Customer acknowledges that the remedy at law for any breach by Customer of the provisions of this Agreement will be inadequate and, accordingly, Customer hereby agrees that, in addition to any other remedy Service Provider may have, Service Provider shall be entitled to an injunction, restraining order or other equitable relief to enforce the terms of this Agreement.

15. Miscellaneous.

(a) Entire Agreement. The Agreement (including the exhibits, schedules and documents referred to herein) constitutes the entire agreement among the Parties and supersedes any prior understandings, agreements, or representations by or among the Parties, written or oral, to the extent they have related in any way to the subject matter hereof.

(b) Modification. The Agreement may not be modified or amended except in a writing signed by a duly authorized representative of each Party that expressly states the sections of this Agreement to be modified; no other act, usage, or custom will be deemed to amend or modify this Agreement. Each Party hereby waives any right it may have to claim that this Agreement was subsequently modified other than in accordance with this Section 15(b).

(c) Assignment. Customer may not assign its rights or obligations under this Agreement without Service Provider’s prior written consent.

(d) Third-Party Beneficiaries. This Agreement is an Agreement between the Parties, and confers no rights upon any of Customer’s employees, agents, contractors, or customer, or upon any other person or entity.

(e) Recitals, Schedules, and Documents. Any and all recitals, exhibits, agreements, schedules and documents referenced in this Agreement are incorporated herein through their respective reference and made a part hereof.

(f) Governing Law and Venue. The Agreement shall be governed by and construed in accordance with the domestic laws of the State of California without giving effect to any choice or conflict of law provisions or rule (whether of the State of California or any other jurisdiction) that would cause the application of the laws of any jurisdiction other than the State of California. The state and federal courts located in San Diego County shall have exclusive jurisdiction of all suits and proceedings arising out of or in connection with this Agreement.

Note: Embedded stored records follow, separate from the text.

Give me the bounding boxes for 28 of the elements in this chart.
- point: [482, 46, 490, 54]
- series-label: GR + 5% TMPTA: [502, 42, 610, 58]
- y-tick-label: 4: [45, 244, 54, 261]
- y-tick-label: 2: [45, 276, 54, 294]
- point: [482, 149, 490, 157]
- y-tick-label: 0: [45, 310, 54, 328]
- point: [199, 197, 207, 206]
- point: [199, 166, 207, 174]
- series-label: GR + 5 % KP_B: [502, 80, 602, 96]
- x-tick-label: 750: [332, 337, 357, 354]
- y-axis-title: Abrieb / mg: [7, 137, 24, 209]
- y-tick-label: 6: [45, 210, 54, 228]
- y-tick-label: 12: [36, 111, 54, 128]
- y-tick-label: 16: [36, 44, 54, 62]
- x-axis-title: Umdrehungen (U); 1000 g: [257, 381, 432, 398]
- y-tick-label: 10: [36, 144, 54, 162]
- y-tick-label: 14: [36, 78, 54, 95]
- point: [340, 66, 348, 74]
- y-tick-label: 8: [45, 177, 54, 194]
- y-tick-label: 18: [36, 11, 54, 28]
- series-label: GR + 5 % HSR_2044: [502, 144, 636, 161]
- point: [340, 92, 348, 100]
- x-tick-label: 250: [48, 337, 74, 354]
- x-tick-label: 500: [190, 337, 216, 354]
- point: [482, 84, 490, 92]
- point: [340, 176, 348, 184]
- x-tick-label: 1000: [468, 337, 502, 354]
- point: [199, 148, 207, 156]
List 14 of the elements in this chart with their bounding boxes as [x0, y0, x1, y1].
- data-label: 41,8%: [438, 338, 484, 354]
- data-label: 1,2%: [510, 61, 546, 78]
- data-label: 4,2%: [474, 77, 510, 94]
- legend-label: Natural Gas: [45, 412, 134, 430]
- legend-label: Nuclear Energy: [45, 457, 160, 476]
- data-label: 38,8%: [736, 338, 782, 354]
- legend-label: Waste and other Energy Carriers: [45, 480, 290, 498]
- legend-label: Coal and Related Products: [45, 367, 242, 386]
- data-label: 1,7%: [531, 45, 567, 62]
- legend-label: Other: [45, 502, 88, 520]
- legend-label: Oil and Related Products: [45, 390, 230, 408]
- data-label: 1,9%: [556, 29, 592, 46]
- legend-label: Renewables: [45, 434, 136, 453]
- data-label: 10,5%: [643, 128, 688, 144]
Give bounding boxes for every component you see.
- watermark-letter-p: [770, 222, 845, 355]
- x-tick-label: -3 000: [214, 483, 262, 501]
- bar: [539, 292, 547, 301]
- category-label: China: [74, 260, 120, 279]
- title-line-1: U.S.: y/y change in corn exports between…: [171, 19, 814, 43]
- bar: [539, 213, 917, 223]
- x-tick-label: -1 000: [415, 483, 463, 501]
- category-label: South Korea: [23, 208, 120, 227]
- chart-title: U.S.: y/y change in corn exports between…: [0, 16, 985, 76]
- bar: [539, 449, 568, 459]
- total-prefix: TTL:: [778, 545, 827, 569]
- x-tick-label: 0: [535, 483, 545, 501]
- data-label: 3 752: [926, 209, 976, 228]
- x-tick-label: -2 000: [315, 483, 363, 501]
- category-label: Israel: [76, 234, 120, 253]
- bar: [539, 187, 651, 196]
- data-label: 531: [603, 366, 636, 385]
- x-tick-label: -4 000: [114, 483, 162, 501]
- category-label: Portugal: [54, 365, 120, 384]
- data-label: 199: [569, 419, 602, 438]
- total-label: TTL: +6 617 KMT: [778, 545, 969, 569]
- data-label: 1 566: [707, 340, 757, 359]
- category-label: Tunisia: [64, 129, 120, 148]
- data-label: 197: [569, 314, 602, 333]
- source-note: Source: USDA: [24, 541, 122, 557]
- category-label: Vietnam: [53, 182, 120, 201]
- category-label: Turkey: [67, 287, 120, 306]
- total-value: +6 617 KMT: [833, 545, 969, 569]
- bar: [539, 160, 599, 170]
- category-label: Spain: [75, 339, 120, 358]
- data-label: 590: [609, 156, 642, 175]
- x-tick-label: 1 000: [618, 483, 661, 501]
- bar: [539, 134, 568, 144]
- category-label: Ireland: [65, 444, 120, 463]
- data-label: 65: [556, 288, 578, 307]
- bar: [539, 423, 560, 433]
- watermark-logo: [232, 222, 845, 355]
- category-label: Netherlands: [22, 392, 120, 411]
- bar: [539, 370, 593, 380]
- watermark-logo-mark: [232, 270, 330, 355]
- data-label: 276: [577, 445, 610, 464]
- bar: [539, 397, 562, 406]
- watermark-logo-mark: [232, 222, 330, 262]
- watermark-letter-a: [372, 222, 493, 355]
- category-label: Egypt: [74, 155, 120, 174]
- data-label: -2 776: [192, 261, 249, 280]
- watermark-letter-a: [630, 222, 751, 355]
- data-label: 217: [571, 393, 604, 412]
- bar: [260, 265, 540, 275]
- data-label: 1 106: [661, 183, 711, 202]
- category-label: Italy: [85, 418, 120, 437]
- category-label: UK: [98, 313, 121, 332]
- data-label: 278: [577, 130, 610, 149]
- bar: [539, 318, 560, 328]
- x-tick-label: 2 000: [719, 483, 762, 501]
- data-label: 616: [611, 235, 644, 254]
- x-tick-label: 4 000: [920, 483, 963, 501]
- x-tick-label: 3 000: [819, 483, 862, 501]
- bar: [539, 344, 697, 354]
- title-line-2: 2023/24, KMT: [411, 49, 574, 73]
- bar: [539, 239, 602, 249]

(g) No Modification. Any amendment, addendum, or revision to the Agreement shall be valid only if in writing and signed by the Parties to be bound and against whom or in whose favor such amendment operates.

(h) Binding Effect. This Agreement is binding upon and shall inure to the benefit of the Parties hereto and their respective agents, employees, representatives, officers, directors, partners, members, divisions, co-venturers, stockholders, subsidiaries, affiliates, assigns, successors and predecessors in interest, descendents, dependents, family members, blood relatives, heirs, administrators, executors, and related entities.

(i) Severability. If any part of this Agreement is deemed to be invalid in any court of law, the remaining provisions of this Agreement shall remain in full force and effect, and may be enforced in accordance with the provisions hereof.

(j) Waiver. Any Party may waive compliance by another Party with any of the provisions in this Agreement. No waiver of any provision shall be construed as a waiver of any other provision. A waiver shall not be binding unless executed in writing be the Party making the waiver.

(k) Attorney Fees. The Parties agree that in the event any Party hereto shall initiate legal or arbitration proceedings to enforce performance of any term, covenant, or condition of this Agreement, the prevailing Party shall be entitled to recover from the unsuccessful Party its attorneys’ fees and court/arbitration costs incurred in connection with such proceeding.

(l) Purchase Orders. Customer may, for purposes of administrative convenience, use Customer’s standard form of purchase order to order Services. The Parties understand and agree that any terms or conditions on any such purchase order in any way different from or in addition to the terms and conditions of this Agreement will have no effect whatsoever and Service Provider hereby rejects all such terms and conditions.